3 Section 17(a)(2) of the Securities Act prohibits the offer or sale of a security by means of any untrue statement of a material fact or any omission to state a material fact necessary in order to make the statements made, in light of the circumstances under which they were made, not misleading. Section 17(a)(3) of the Securities Act makes it unlawful for any person in the offer or sale of a security to engage "in any transaction, practice, or course of business which operates or would operate as a fraud or deceit upon the purchaser." Section 13(a) of the Exchange Act and Rule 13a-13 requires the filing of quarterly reports in conformity with the SEC's rules and regulations. Rule 12b-20 requires issuers to include in quarterly reports any material information necessary to make the required statements in the filing not misleading.

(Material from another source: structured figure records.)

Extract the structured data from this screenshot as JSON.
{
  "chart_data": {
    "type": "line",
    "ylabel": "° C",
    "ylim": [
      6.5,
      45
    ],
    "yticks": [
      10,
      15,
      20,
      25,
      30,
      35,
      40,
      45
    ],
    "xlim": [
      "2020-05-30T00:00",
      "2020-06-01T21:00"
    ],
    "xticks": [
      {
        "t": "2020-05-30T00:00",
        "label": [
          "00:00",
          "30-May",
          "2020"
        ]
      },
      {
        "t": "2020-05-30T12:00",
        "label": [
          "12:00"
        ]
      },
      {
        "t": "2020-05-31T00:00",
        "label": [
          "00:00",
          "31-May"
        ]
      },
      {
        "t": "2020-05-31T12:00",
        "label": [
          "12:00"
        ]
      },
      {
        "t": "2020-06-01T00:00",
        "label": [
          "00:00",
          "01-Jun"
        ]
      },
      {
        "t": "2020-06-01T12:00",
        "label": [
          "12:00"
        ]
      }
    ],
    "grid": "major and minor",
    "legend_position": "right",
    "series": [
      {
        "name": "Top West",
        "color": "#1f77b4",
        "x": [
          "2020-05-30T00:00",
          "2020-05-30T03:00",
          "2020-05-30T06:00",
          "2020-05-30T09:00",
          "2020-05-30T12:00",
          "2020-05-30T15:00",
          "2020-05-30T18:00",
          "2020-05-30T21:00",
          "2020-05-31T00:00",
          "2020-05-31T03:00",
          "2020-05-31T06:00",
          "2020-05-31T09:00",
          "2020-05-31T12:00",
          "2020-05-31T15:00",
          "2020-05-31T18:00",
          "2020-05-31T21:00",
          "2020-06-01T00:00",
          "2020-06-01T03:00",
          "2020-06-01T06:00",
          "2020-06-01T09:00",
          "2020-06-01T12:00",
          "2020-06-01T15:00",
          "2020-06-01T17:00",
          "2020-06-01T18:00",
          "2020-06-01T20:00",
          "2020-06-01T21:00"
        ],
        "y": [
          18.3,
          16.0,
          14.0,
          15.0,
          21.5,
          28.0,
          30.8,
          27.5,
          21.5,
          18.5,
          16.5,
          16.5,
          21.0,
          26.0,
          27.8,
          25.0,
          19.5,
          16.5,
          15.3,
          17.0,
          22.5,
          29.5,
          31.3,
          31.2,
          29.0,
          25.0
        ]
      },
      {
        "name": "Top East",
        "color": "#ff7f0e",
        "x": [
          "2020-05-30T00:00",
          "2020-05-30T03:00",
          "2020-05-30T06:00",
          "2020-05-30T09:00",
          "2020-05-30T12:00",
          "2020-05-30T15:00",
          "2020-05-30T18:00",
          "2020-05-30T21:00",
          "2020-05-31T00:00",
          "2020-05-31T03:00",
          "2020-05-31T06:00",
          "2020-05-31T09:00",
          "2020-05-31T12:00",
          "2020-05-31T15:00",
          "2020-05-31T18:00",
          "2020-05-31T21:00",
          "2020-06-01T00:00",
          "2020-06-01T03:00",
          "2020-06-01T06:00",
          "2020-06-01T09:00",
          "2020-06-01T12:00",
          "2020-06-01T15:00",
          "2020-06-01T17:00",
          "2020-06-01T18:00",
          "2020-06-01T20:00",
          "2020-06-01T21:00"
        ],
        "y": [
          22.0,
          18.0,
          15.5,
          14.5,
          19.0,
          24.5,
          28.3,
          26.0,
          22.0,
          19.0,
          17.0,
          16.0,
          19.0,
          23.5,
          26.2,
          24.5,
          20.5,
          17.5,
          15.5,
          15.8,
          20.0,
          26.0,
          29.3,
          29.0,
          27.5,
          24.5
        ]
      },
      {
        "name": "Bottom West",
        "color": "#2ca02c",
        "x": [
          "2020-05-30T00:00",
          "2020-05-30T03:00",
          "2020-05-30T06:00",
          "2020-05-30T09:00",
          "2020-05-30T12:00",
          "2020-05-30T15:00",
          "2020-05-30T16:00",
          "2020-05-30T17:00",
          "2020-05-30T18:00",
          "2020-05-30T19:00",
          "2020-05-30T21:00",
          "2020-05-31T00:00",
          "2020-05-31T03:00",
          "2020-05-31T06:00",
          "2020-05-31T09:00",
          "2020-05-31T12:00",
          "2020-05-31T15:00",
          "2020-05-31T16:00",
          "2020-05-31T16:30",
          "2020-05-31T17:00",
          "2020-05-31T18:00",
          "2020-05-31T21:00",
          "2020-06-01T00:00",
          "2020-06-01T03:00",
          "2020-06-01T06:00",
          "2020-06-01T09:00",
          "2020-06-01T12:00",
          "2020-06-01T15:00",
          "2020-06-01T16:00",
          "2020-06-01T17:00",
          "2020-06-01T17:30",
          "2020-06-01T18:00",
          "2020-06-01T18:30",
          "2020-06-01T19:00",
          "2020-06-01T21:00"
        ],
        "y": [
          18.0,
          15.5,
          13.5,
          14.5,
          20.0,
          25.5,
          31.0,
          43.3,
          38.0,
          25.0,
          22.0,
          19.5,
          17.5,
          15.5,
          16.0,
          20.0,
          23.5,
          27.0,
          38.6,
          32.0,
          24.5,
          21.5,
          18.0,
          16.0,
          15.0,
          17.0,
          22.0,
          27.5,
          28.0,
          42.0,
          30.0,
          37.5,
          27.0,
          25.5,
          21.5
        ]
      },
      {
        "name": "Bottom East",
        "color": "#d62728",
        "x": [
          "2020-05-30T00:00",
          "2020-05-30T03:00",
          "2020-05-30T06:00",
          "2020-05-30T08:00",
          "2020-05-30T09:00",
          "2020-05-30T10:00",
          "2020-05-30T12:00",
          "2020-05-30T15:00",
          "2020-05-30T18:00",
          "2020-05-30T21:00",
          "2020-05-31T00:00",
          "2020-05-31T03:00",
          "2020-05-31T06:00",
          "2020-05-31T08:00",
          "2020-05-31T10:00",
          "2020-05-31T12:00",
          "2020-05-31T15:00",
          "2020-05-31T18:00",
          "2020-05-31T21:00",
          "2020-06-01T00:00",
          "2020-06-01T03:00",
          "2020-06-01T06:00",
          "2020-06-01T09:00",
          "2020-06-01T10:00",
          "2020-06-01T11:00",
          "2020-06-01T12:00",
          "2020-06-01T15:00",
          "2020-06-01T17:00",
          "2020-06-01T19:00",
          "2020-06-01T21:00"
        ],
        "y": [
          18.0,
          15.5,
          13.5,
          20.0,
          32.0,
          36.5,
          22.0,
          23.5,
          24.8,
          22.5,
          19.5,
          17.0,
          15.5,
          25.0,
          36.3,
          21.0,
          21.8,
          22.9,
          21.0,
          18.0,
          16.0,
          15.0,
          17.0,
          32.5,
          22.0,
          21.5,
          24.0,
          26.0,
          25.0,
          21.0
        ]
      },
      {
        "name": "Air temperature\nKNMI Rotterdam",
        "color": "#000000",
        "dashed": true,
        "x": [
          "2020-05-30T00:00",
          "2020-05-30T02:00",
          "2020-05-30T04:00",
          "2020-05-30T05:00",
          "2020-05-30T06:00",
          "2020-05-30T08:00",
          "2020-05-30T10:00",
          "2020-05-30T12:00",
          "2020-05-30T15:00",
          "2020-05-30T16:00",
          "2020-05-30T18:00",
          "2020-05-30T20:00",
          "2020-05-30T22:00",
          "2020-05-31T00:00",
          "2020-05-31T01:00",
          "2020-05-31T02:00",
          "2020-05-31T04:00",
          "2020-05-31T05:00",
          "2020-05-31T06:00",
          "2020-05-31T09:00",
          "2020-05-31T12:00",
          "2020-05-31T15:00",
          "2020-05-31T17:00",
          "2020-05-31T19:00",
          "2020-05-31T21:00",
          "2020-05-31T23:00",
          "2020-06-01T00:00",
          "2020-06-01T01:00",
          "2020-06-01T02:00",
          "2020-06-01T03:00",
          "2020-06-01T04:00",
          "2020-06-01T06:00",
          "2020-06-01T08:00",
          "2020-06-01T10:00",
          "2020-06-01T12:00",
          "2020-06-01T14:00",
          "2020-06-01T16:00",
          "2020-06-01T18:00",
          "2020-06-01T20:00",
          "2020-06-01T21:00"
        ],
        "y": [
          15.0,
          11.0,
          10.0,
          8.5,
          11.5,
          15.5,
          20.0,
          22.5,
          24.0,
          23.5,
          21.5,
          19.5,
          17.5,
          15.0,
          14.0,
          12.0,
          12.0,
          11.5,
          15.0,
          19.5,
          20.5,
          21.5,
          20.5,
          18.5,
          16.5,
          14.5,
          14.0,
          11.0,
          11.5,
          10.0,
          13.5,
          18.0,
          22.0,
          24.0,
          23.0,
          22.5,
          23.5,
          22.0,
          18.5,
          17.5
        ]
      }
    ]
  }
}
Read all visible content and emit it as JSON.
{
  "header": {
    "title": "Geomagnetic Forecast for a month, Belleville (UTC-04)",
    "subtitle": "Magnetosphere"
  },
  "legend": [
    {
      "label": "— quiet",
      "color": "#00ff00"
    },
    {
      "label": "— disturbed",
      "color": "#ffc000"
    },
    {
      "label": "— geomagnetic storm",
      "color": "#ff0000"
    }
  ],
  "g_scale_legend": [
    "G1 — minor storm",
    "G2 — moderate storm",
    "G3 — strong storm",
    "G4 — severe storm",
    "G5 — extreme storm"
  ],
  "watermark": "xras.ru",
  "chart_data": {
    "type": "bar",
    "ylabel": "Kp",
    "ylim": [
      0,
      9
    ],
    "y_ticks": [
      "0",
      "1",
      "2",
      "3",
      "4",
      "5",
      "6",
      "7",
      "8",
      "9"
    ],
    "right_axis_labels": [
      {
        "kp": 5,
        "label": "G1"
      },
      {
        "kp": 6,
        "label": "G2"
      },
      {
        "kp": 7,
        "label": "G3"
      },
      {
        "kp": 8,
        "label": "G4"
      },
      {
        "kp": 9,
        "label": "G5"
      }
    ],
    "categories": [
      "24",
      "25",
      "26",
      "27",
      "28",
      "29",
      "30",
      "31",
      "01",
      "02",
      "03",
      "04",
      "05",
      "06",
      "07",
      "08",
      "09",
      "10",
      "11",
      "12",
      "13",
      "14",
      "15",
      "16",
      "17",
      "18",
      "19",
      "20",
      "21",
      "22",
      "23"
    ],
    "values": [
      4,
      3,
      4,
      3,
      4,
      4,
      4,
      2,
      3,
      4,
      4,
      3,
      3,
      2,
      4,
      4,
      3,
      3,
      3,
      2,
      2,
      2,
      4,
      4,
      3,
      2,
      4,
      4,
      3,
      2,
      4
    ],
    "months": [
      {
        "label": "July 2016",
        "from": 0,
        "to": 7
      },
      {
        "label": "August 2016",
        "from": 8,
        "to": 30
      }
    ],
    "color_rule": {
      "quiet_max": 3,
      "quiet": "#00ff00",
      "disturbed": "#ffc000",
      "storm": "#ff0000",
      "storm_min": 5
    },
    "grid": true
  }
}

4 In the Matter of Mimecast Limited, Release No. 34-101400 (Oct. 22, 2024) ("Mimecast Order").
5 In the Matter of Unisys Corporation, Release No. 34-101401 (Oct. 22, 2024) ("Unisys Order").
6 Rule 13a-15(a) requires issuers to maintain disclosure controls and procedures that are designed to ensure that information required to be disclosed is accumulated and communicated to management to allow for timely decisions regarding disclosure.
7 In the Matter of Check Point Software Technologies Ltd., Release No. 34-101399 (Oct. 22, 2024) ("Check Point Order").
8 The disclosures and risk factors in these four cases preceded the 2023 Cybersecurity Rule, which now requires material cybersecurity incidents to be disclosed in Item 1.05 on the Form 8-K.